Council Decision 93/465/EEC gives rise to a presumption of conformity with the requirements of the EU directives provided testing/certification bodies meet the requirements of the harmonized standards. At present, the Member States apply supplementary criteria for the designation of bodies, in addition to the EN 45000 series of standards.
In order for the presumption of conformity to be created in fact, standards are therefore required which fully cover the requirements of the directives, are harmonized pursuant to the directives, and are published in the official journal.
In addition, it is desirable for international agreement to be reached with regard to these requirements. Once this has been achieved, the mutual recognition of conformity assessment bodies designated by the Member States enshrined in statute in the agreements between the EU and third countries (MRAs) and the protocols governing the mutual recognition of conformity assessments between the EU and the candidate countries for EU membership (PECAs) could then also be based upon these requirements.
Neither the EN 45000 series of standards nor the relevant ISO/IEC Guides meet these requirements at the present time.
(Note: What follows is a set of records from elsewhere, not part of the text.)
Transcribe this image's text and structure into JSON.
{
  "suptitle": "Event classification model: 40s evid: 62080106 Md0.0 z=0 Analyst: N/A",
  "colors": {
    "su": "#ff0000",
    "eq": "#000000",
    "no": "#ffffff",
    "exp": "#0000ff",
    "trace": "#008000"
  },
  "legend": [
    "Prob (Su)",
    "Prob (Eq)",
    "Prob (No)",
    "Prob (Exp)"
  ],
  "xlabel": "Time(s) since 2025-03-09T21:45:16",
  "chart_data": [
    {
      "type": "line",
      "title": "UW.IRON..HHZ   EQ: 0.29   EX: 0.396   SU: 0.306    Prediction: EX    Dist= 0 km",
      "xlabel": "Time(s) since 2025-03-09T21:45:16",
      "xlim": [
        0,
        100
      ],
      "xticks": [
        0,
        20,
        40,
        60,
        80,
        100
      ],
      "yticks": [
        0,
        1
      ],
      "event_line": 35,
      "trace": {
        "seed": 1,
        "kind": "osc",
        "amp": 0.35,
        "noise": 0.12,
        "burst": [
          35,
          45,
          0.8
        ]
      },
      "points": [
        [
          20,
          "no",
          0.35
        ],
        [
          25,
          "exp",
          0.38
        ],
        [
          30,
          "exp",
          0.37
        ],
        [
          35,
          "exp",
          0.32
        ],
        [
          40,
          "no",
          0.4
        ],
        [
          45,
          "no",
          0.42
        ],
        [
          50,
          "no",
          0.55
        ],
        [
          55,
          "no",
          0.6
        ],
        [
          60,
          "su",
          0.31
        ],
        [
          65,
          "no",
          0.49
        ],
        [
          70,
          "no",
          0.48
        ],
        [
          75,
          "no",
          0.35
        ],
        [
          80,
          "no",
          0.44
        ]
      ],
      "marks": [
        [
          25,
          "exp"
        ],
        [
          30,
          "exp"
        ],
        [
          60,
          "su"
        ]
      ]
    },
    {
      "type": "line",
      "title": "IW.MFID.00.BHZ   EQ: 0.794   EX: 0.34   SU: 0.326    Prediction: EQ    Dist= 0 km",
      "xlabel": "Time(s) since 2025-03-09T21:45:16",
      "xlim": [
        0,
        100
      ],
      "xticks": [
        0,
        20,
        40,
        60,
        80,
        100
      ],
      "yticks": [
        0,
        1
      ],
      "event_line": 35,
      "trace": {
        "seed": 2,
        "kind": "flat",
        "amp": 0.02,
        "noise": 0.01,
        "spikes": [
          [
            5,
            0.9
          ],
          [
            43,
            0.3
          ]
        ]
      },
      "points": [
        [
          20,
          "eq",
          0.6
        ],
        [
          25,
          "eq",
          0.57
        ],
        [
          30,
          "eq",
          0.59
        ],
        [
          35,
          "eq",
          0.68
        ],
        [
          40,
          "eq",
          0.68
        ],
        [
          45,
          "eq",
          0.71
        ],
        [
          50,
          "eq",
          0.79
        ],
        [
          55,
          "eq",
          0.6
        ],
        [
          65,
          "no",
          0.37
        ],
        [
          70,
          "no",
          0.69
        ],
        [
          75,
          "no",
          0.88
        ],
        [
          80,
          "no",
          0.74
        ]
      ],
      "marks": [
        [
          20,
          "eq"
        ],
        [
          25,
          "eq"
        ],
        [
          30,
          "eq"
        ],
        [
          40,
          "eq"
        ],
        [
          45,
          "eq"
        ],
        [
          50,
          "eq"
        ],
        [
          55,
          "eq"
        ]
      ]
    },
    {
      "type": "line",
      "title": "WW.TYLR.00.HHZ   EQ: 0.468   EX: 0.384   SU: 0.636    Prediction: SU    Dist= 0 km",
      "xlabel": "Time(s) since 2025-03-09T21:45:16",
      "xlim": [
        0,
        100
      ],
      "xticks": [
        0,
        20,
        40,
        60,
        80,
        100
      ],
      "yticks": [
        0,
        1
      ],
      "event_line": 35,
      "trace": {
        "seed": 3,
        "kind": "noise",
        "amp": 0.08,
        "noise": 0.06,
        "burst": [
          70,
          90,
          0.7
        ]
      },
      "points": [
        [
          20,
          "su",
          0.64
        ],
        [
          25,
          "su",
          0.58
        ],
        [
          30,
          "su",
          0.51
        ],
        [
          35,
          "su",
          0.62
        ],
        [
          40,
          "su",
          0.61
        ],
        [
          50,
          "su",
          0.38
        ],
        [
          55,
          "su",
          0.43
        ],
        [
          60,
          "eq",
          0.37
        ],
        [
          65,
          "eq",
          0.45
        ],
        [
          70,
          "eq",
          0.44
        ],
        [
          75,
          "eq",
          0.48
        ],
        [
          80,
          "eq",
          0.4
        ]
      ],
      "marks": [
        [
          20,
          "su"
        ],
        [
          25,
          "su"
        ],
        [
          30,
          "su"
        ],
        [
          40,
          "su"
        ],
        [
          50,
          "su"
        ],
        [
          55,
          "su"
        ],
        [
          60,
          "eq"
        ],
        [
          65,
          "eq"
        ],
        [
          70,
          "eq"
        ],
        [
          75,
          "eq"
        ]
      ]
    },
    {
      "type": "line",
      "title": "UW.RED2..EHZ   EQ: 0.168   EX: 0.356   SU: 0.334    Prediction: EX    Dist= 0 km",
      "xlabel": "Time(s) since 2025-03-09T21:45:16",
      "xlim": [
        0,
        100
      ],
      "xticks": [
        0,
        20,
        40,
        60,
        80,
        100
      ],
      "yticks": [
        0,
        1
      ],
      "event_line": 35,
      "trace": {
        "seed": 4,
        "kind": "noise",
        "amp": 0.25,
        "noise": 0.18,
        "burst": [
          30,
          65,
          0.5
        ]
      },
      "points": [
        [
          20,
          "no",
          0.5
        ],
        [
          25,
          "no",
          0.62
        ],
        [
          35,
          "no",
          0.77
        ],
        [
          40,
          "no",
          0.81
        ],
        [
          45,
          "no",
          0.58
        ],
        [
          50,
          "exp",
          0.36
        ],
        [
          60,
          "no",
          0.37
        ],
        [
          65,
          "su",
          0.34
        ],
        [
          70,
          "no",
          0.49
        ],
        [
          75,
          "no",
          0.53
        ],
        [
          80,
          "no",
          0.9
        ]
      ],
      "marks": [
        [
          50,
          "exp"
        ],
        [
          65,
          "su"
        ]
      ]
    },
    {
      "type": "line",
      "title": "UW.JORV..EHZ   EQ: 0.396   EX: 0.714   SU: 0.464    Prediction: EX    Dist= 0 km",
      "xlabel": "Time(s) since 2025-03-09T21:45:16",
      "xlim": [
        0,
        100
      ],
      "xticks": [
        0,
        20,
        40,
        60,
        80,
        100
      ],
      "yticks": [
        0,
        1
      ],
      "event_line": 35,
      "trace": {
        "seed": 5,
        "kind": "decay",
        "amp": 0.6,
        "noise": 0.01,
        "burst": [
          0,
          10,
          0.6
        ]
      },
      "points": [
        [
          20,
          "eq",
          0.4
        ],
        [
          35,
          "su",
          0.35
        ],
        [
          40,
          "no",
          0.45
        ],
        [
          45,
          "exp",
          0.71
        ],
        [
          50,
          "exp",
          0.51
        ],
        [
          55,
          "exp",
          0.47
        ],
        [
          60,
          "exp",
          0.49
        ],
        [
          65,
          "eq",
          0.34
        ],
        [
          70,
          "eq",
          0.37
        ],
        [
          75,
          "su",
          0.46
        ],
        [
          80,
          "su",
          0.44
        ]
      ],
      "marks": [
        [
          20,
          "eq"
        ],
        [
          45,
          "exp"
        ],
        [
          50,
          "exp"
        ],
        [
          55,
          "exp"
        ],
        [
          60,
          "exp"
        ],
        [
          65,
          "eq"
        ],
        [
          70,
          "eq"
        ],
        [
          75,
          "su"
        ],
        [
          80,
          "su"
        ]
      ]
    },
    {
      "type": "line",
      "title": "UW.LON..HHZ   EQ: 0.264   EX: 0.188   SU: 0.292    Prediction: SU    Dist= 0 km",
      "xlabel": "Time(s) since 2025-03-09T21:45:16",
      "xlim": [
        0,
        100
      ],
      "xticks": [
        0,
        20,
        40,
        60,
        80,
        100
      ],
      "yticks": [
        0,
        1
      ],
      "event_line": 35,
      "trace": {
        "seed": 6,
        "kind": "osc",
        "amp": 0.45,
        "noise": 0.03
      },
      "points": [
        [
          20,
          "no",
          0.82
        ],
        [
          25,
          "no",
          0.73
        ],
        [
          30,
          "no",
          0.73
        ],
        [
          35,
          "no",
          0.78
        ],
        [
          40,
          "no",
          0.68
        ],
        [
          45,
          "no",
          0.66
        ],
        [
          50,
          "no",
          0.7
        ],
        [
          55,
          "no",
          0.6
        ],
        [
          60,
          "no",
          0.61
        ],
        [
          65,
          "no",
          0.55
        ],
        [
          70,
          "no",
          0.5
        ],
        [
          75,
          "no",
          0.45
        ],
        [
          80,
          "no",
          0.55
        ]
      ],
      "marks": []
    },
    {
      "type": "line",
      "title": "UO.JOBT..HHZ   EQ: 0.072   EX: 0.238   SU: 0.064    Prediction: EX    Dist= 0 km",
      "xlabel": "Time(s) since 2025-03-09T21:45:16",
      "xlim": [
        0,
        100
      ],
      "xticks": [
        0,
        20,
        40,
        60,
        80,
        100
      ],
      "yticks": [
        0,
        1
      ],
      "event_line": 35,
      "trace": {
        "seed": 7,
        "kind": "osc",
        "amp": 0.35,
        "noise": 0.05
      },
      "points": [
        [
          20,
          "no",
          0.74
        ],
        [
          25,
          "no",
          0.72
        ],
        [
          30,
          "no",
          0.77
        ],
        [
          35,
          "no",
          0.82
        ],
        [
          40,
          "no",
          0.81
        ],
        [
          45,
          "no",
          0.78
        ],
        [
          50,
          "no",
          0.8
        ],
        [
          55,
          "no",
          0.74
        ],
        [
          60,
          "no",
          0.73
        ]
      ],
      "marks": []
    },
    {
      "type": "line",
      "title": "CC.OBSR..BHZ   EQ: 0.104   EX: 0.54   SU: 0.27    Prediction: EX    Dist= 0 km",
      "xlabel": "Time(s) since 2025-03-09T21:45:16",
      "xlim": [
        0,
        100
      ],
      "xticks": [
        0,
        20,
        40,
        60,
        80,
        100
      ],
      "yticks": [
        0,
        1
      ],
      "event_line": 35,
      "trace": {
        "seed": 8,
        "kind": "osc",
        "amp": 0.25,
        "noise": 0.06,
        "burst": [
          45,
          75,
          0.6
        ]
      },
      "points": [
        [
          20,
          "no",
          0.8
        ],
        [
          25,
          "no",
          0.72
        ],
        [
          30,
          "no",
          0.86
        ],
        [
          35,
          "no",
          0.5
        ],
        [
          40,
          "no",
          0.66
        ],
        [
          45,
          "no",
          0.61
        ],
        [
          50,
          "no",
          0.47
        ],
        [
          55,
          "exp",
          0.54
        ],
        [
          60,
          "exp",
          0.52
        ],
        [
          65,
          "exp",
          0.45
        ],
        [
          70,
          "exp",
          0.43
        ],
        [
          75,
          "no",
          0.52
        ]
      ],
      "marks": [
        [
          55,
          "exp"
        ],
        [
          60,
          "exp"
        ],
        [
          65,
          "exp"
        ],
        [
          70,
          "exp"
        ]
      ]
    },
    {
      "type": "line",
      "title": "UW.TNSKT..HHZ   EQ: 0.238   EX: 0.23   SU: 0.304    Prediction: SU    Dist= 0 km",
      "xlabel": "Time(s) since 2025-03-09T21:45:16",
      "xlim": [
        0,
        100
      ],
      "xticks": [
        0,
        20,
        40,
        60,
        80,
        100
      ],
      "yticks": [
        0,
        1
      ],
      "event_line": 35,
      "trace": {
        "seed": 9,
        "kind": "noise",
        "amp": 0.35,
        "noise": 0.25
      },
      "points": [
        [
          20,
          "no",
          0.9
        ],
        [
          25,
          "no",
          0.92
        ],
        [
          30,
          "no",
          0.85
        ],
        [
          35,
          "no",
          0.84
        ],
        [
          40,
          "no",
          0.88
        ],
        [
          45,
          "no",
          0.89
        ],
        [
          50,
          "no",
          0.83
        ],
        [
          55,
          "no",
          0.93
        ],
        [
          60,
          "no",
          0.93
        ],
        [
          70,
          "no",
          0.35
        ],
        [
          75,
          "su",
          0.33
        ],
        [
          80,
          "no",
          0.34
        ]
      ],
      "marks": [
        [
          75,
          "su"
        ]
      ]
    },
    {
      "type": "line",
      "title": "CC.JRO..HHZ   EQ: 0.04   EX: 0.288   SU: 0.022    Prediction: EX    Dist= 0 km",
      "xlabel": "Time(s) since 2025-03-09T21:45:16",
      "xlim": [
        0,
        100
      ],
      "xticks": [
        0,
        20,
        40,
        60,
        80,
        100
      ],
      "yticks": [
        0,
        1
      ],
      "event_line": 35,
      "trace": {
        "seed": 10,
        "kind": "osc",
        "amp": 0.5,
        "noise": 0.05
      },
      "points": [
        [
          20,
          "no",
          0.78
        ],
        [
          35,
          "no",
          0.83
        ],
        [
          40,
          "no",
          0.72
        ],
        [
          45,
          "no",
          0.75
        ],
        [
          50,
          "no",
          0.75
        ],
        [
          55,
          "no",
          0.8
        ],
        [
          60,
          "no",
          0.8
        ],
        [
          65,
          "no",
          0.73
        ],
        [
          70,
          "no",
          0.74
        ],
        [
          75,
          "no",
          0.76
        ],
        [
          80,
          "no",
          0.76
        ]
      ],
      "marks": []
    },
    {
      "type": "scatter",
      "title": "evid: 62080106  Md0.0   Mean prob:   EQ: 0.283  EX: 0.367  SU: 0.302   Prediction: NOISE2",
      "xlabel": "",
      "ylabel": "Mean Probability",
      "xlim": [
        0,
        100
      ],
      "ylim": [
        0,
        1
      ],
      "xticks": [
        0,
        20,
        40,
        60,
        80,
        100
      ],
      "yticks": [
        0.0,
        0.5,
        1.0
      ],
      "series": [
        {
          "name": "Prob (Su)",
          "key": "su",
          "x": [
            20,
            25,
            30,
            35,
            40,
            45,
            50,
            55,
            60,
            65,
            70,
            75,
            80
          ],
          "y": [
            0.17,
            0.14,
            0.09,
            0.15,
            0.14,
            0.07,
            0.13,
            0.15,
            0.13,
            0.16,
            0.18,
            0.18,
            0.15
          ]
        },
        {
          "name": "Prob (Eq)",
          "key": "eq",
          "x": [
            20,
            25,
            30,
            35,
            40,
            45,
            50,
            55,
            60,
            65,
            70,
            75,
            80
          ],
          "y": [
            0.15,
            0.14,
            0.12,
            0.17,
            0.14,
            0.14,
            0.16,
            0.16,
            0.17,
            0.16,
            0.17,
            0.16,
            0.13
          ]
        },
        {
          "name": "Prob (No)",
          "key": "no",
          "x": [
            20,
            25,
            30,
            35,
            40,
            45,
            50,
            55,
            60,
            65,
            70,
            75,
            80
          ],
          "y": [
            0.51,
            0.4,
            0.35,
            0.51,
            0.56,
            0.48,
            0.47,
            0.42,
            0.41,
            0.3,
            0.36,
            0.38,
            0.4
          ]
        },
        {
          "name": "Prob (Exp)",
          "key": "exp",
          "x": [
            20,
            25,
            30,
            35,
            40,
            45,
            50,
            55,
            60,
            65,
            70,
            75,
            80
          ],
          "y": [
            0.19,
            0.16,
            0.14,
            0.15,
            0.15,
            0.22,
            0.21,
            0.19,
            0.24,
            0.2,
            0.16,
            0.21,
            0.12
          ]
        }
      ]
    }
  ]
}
Furthermore, the structure of these series of standards and ISO/IEC guides exhibits redundancies which could be eliminated in the course of a revision.
A KAN study clarified the extent to which revision of the international body of ISO/CASCO standards, which is generally adopted unchanged in the EN 45000 ff. series of standards, could have implications for the European/national accreditation and designation system, and which elements of Community law are to be regarded as indispensable requirements for adoption of the standards.